On the other hand, what if my hearing didn't come back? What am I going to do, never go to a pub or party again? Never socialize again?

These people have invested in me over all these years. They would care if I vanished tomorrow. I owed it to them to swallow this and not to reject them, isolating myself in a cloud of self-pity.

So I went to the pub. It was a racous and merry time, and amongst many messages of concern, many hugs and exclaimations of upset and expressions of frustration and helplessness, the novelty of the paper and pen proved amusing enough to cause a lot of laughter and funny moments (such as one friend repeatedly feigning tearing off and eating comments that she had written ill-advisedly). At first they tried to write for me the essence of every turn of the multi-player conversation: "RUDE" protested my friend when I told her she needn't. But I convinced them it was impractical, just as trying to follow every conversation at a large and crowded table is, and shortly we settled into a very natural process whereby what I needed to understand was made understandable to me. It worked far better than I could ever have hoped. I am ashamed at having hesitations, and at not giving them the credit to adapt marvellously. Two, a married couple and two of my - our - very closest friends, have already decided they are going to learn ASL; one of the pair already knows it - well, she learned a lot of it as a child at camp - well, it was Bible Camp, and she learned it in the aid of converting the deaf heathen, so it was with much uproarious laughter that we discovered she is very facile at signing passages from the Bible, and knows the words for things like "Christ", "Crucifix", "Salvation", "Born-Again" etc - all the words likely to come up in my everyday conversation.
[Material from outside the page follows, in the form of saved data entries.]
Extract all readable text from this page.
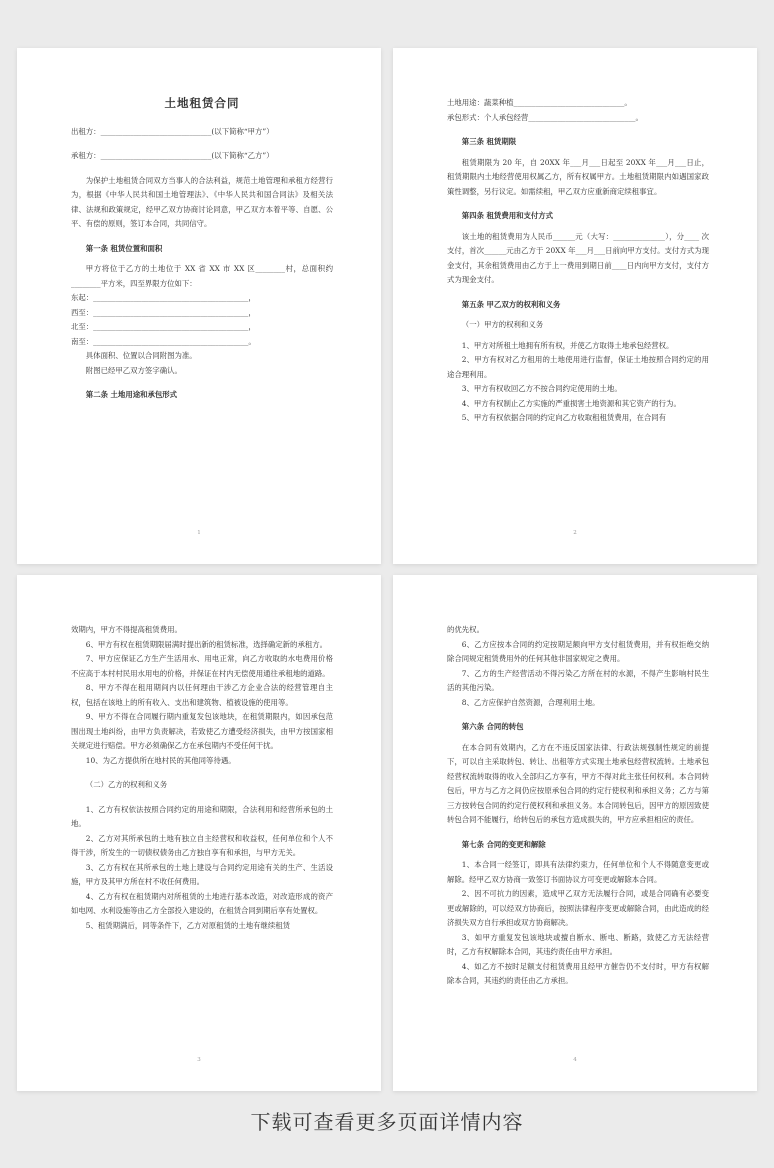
土地租赁合同

出租方：______________________________(以下简称“甲方”）

承租方：______________________________(以下简称“乙方”）

为保护土地租赁合同双方当事人的合法利益，规范土地管理和承租方经营行为，根据《中华人民共和国土地管理法》、《中华人民共和国合同法》及相关法律、法规和政策规定，经甲乙双方协商讨论同意，甲乙双方本着平等、自愿、公平、有偿的原则，签订本合同，共同信守。

第一条 租赁位置和面积

甲方将位于乙方的土地位于 XX 省 XX 市 XX 区________村，总面积约________平方米，四至界限方位如下：

东起：__________________________________________，

西至：__________________________________________，

北至：__________________________________________，

南至：__________________________________________。

具体面积、位置以合同附图为准。

附图已经甲乙双方签字确认。

第二条 土地用途和承包形式

1

土地用途：蔬菜种植______________________________。

承包形式：个人承包经营_____________________________。

第三条 租赁期限

租赁期限为 20 年，自 20XX 年___月___日起至 20XX 年___月___日止，租赁期限内土地经营使用权属乙方，所有权属甲方。土地租赁期限内如遇国家政策性调整，另行议定。如需续租，甲乙双方应重新商定续租事宜。

第四条 租赁费用和支付方式

该土地的租赁费用为人民币______元（大写：______________），分____ 次支付，首次______元由乙方于 20XX 年___月___日前向甲方支付。支付方式为现金支付，其余租赁费用由乙方于上一费用到期日前____日内向甲方支付，支付方式为现金支付。

第五条 甲乙双方的权利和义务

（一）甲方的权利和义务

1、甲方对所租土地拥有所有权，并使乙方取得土地承包经营权。

2、甲方有权对乙方租用的土地使用进行监督，保证土地按照合同约定的用途合理利用。

3、甲方有权收回乙方不按合同约定使用的土地。

4、甲方有权制止乙方实施的严重损害土地资源和其它资产的行为。

5、甲方有权依据合同的约定向乙方收取租租赁费用，在合同有

2

效期内，甲方不得提高租赁费用。

6、甲方有权在租赁期限届满时提出新的租赁标准，选择确定新的承租方。

7、甲方应保证乙方生产生活用水、用电正常，向乙方收取的水电费用价格不应高于本村村民用水用电的价格，并保证在村内无偿使用通往承租地的道路。

8、甲方不得在租用期间内以任何理由干涉乙方企业合法的经营管理自主权，包括在该地上的所有收入、支出和建筑物、植被设施的使用等。

9、甲方不得在合同履行期内重复发包该地块，在租赁期限内，如因承包范围出现土地纠纷，由甲方负责解决，若致使乙方遭受经济损失，由甲方按国家相关规定进行赔偿。甲方必须确保乙方在承包期内不受任何干扰。

10、为乙方提供所在地村民的其他同等待遇。

（二）乙方的权利和义务

1、乙方有权依法按照合同约定的用途和期限，合法利用和经营所承包的土地。

2、乙方对其所承包的土地有独立自主经营权和收益权，任何单位和个人不得干涉，所发生的一切债权债务由乙方独自享有和承担，与甲方无关。

3、乙方有权在其所承包的土地上建设与合同约定用途有关的生产、生活设施，甲方及其甲方所在村不收任何费用。

4、乙方有权在租赁期内对所租赁的土地进行基本改造，对改造形成的资产如电网、水利设施等由乙方全部投入建设的，在租赁合同到期后享有处置权。

5、租赁期满后，同等条件下，乙方对原租赁的土地有继续租赁

3

的优先权。

6、乙方应按本合同的约定按期足额向甲方支付租赁费用，并有权拒绝交纳除合同规定租赁费用外的任何其他非国家规定之费用。

7、乙方的生产经营活动不得污染乙方所在村的水源，不得产生影响村民生活的其他污染。

8、乙方应保护自然资源，合理利用土地。

第六条 合同的转包

在本合同有效期内，乙方在不违反国家法律、行政法规强制性规定的前提下，可以自主采取转包、转让、出租等方式实现土地承包经营权流转。土地承包经营权流转取得的收入全部归乙方享有，甲方不得对此主张任何权利。本合同转包后，甲方与乙方之间仍应按原承包合同的约定行使权利和承担义务；乙方与第三方按转包合同的约定行使权利和承担义务。本合同转包后，因甲方的原因致使转包合同不能履行，给转包后的承包方造成损失的，甲方应承担相应的责任。

第七条 合同的变更和解除

1、本合同一经签订，即具有法律约束力，任何单位和个人不得随意变更或解除。经甲乙双方协商一致签订书面协议方可变更或解除本合同。

2、因不可抗力的因素，造成甲乙双方无法履行合同，或是合同确有必要变更或解除的，可以经双方协商后，按照法律程序变更或解除合同，由此造成的经济损失双方自行承担或双方协商解决。

3、如甲方重复发包该地块或擅自断水、断电、断路，致使乙方无法经营时，乙方有权解除本合同，其违约责任由甲方承担。

4、如乙方不按时足额支付租赁费用且经甲方催告仍不支付时，甲方有权解除本合同，其违约的责任由乙方承担。

4
下载可查看更多页面详情内容
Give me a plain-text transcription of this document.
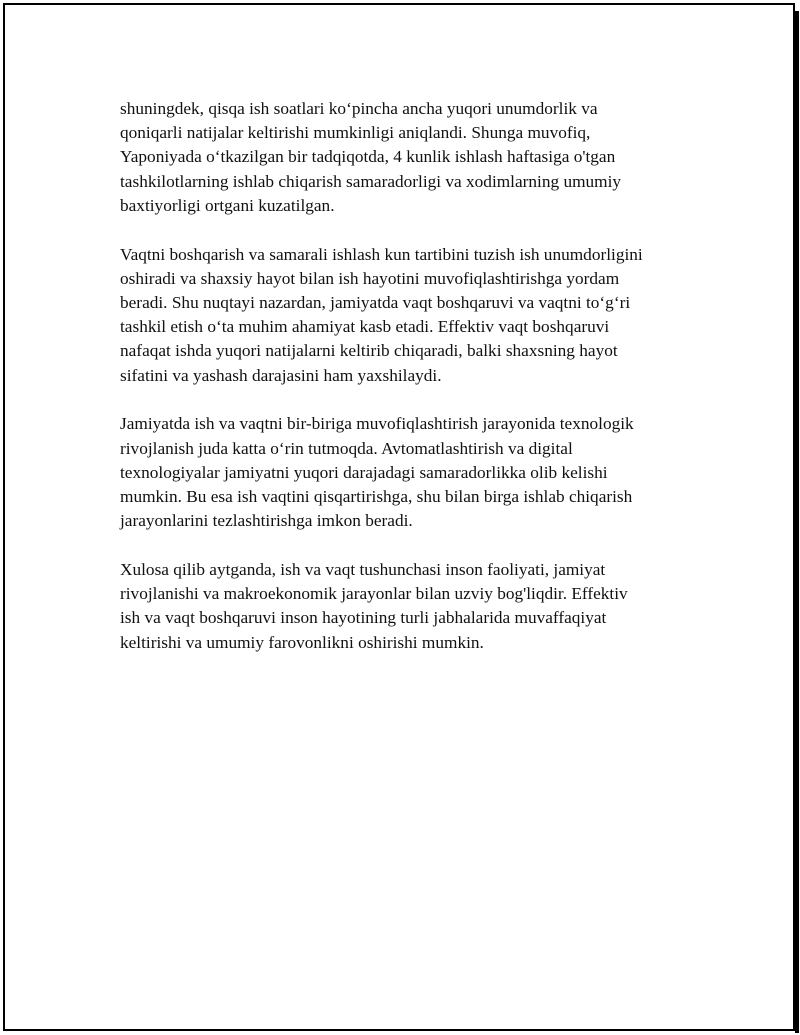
shuningdek, qisqa ish soatlari ko‘pincha ancha yuqori unumdorlik va
qoniqarli natijalar keltirishi mumkinligi aniqlandi. Shunga muvofiq,
Yaponiyada o‘tkazilgan bir tadqiqotda, 4 kunlik ishlash haftasiga o'tgan
tashkilotlarning ishlab chiqarish samaradorligi va xodimlarning umumiy
baxtiyorligi ortgani kuzatilgan.

Vaqtni boshqarish va samarali ishlash kun tartibini tuzish ish unumdorligini
oshiradi va shaxsiy hayot bilan ish hayotini muvofiqlashtirishga yordam
beradi. Shu nuqtayi nazardan, jamiyatda vaqt boshqaruvi va vaqtni to‘g‘ri
tashkil etish o‘ta muhim ahamiyat kasb etadi. Effektiv vaqt boshqaruvi
nafaqat ishda yuqori natijalarni keltirib chiqaradi, balki shaxsning hayot
sifatini va yashash darajasini ham yaxshilaydi.

Jamiyatda ish va vaqtni bir-biriga muvofiqlashtirish jarayonida texnologik
rivojlanish juda katta o‘rin tutmoqda. Avtomatlashtirish va digital
texnologiyalar jamiyatni yuqori darajadagi samaradorlikka olib kelishi
mumkin. Bu esa ish vaqtini qisqartirishga, shu bilan birga ishlab chiqarish
jarayonlarini tezlashtirishga imkon beradi.

Xulosa qilib aytganda, ish va vaqt tushunchasi inson faoliyati, jamiyat
rivojlanishi va makroekonomik jarayonlar bilan uzviy bog'liqdir. Effektiv
ish va vaqt boshqaruvi inson hayotining turli jabhalarida muvaffaqiyat
keltirishi va umumiy farovonlikni oshirishi mumkin.
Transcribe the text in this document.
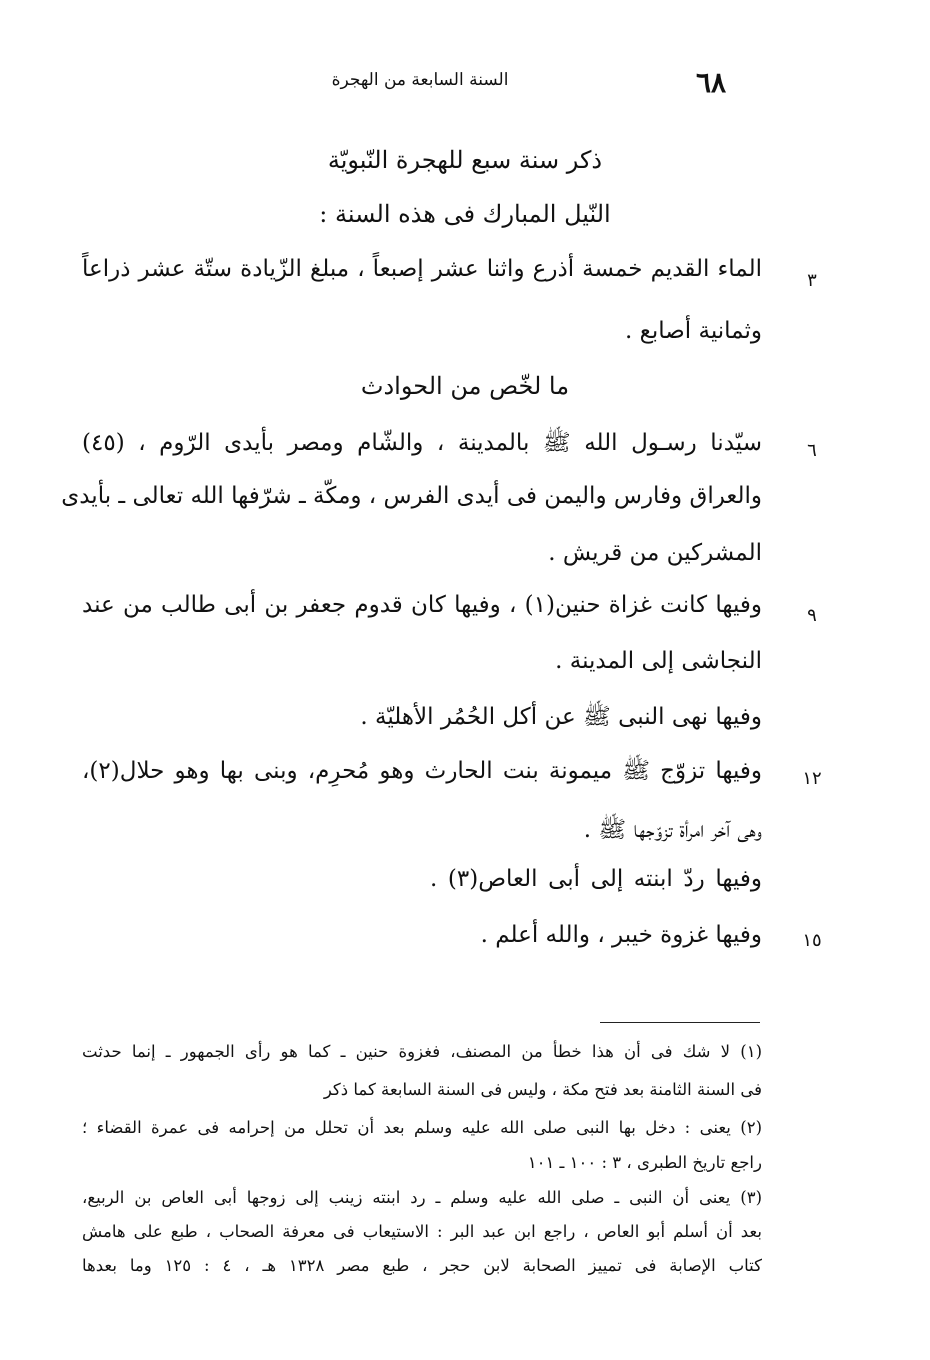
٦٨
السنة السابعة من الهجرة
ذكر سنة سبع للهجرة النّبويّة
النّيل المبارك فى هذه السنة :
ما لخّص من الحوادث
٣
٦
٩
١٢
١٥
الماء القديم خمسة أذرع واثنا عشر إصبعاً ، مبلغ الزّيادة ستّة عشر ذراعاً
وثمانية أصابع .
سيّدنا رسـول الله ﷺ بالمدينة ، والشّام ومصر بأيدى الرّوم ، (٤٥)
والعراق وفارس واليمن فى أيدى الفرس ، ومكّة ـ شرّفها الله تعالى ـ بأيدى
المشركين من قريش .
وفيها كانت غزاة حنين(١) ، وفيها كان قدوم جعفر بن أبى طالب من عند
النجاشى إلى المدينة .
وفيها نهى النبى ﷺ عن أكل الحُمُر الأهليّة .
وفيها تزوّج ﷺ ميمونة بنت الحارث وهو مُحرِم، وبنى بها وهو حلال(٢)،
وهى آخر امرأة تزوّجها ﷺ .
وفيها ردّ ابنته إلى أبى العاص(٣) .
وفيها غزوة خيبر ، والله أعلم .
(١) لا شك فى أن هذا خطأ من المصنف، فغزوة حنين ـ كما هو رأى الجمهور ـ إنما حدثت
فى السنة الثامنة بعد فتح مكة ، وليس فى السنة السابعة كما ذكر
(٢) يعنى : دخل بها النبى صلى الله عليه وسلم بعد أن تحلل من إحرامه فى عمرة القضاء ؛
راجع تاريخ الطبرى ، ٣ : ١٠٠ ـ ١٠١
(٣) يعنى أن النبى ـ صلى الله عليه وسلم ـ رد ابنته زينب إلى زوجها أبى العاص بن الربيع،
بعد أن أسلم أبو العاص ، راجع ابن عبد البر : الاستيعاب فى معرفة الصحاب ، طبع على هامش
كتاب الإصابة فى تمييز الصحابة لابن حجر ، طبع مصر ١٣٢٨ هـ ، ٤ : ١٢٥ وما بعدها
The most frequent question was the one I can't answer - "Will this drug help?"

But for their part, any help was offered. Drives, assistance in accessing technology (one tried to give me the TREO off her belt, the better for me to communicate with), help getting information on government programs which will help. Anything they could think of offering. Anything, anything, just let us know.

How lucky I am to have such friends. Cultivate and care for those select few around you well, my friends; when you need them, you need them badly.